IBM’s disk marketeers in Rochester say that for the foreseeable future, the vast majority of AS/400 customers will be able to get by with plain old direct-attached SCSI disks. What everyone missed back in June when IBM was touting its AS/400 SAN strategy and future projects is that this strategy really comes down to creating a Fibre Channel IOP card for AS/400s and tweaking OS/400 to support it so you can attach Shark arrays to them. Nothing more. IBM’s been talking about this for years, and this is not a SAN strategy. When AS/400s can use all the functions in the Shark array that UNIX and NT servers can or are provided equivalents from AS/400 high-availability partners, maybe then IBM can call it a strategy.
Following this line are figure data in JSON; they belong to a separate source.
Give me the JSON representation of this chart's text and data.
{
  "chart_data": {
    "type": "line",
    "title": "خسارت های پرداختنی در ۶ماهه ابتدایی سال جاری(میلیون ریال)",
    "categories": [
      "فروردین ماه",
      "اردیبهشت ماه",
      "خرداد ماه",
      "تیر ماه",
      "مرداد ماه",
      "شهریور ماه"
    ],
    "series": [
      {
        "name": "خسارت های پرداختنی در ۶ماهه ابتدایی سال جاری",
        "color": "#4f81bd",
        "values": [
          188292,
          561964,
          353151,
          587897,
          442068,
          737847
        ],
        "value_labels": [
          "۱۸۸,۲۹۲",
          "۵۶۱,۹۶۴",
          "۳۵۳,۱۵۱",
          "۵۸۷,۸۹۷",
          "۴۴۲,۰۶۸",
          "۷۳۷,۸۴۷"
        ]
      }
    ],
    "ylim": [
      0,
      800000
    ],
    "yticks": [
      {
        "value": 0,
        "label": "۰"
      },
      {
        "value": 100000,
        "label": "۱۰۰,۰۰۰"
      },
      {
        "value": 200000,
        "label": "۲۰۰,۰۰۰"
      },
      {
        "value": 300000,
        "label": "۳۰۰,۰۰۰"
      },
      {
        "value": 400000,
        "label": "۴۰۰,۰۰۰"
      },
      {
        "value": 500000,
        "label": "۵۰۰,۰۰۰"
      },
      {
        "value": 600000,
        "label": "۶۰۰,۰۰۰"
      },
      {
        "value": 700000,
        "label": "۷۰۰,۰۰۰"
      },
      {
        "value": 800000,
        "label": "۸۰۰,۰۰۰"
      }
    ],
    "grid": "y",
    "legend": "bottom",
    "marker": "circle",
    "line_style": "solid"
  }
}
Not until.

That doesn’t mean that Shark and Fibre Channel will not be important advancements for high-end AS/400 shops. There are two main benefits to the forthcoming Fibre Channel support over the current UltraSCSI interconnection technology used in AS/400 servers. The first is speed. One of the big bottlenecks in AS/400 servers is I/O

bandwidth. Even if IBM can build a supercomputer-class backplane within the Northstar servers (as it has), UltraSCSI, which runs at a peak 40 megabytes per second (MBps) in burst mode, just can’t get enough data to the backplane in the ever-shortening times that faster and faster processors require. Fibre Channel links run at 100 MBps, and duplex links are expected at 200 MBps by the time the AS/400 supports Fibre Channel. With 800- MHz I-Stars coming in the second half of 2000, when IBM expects to deliver Fibre Channel support on the AS/400, I/O bandwidth will definitely be an issue. The other benefit of Fibre Channel peripheral attachment to AS/400s is distance. SCSI connections are limited to 25 meters, while OptiConnect fiber optic system bus interconnections on big AS/400 servers are limited to 500 meters. But Fibre Channel links can put peripherals (or mirrored servers) as much as 10 kilometers away from their production servers.